De hecho, Benoit describió a Pascal como un “neurasténico” (hoy hablamos de neurótico), hipocondríaco con fobias y alucinaciones. Justamente, estas “alucinaciones” eran fruto de sus jaquecas oftálmicas, momentos en los que veía brillos, luces e imágenes zigzagueantes que Pascal interpretaba como “fuego divino”. Uno de estos episodios jaquecosos puede explicar las visiones de la noche del 23 de noviembre de 1654 cuando Pascal creyó que Dios se hizo presente en su habitación. No era cualquier Dios, para Blaise era el “Dios de Issac, Dios de Jacob, no de los filósofos ni el de los científicos”. Este fue el momento crucial de su vida.

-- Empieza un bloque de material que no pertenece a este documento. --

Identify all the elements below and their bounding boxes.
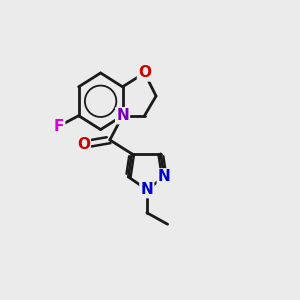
Text: O: O: [138, 65, 151, 80]
Text: F: F: [54, 118, 64, 134]
Text: N: N: [116, 108, 129, 123]
Text: O: O: [77, 137, 90, 152]
Text: N: N: [158, 169, 170, 184]
Text: N: N: [140, 182, 153, 197]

De acá en más Pascal abandonó sus investigaciones científicas para volcarse de lleno al estudio de la religión junto a ermitaños jansenistas en el convento de Port Royal des Champs. Sus meditaciones fueron reunidas en `Pensées sur la religion’, uno de los textos más brillantes de la literatura francesa donde ridiculiza las tendencias oportunistas y terrenales de los jesuitas. En los manuscritos de este textos están las claves diagnósticas ya que se ven dibujadas en sus márgenes imágenes zigzagueantes y puntos como constelaciones propias de las imágenes “scintilantes” o “espectro en fortificaciones” que aparecen durantes las crisis jaquecosas, siempre acompañadas de un peculiar estado de conciencia, que llamamos “aura” con vómitos, náuseas, fotofobia y postración.
El término “migraña” fue acuñado por Galeno, al referirse al dolor que compromete la mitad de la cabeza. Fue Thomas Willis quien propuso su origen vascular, un espasmo de los vasos del cerebro. Hoy se considera que puede asociarse con cuadros intestinales como enfermedad celíaca o colon irritable.
Murió Pascal en 1662 aparentemente de un cáncer maligno de estómago que había metastatizado en las meninges.
Muchos escritos han quedado con sus opiniones sobre la ciencia y su pensamiento filosófico que se opone al reino supremo de la razón que proponía Descartes. Pascal creía que el raciocinio nos hacía capaces de entender el mundo físico pero incapaz de lidiar con los problemas metafísicos. De allí que el corazón tenga razones que la razón no tiene, más cuando el corazón y la razón están sometidos a la enfermedad.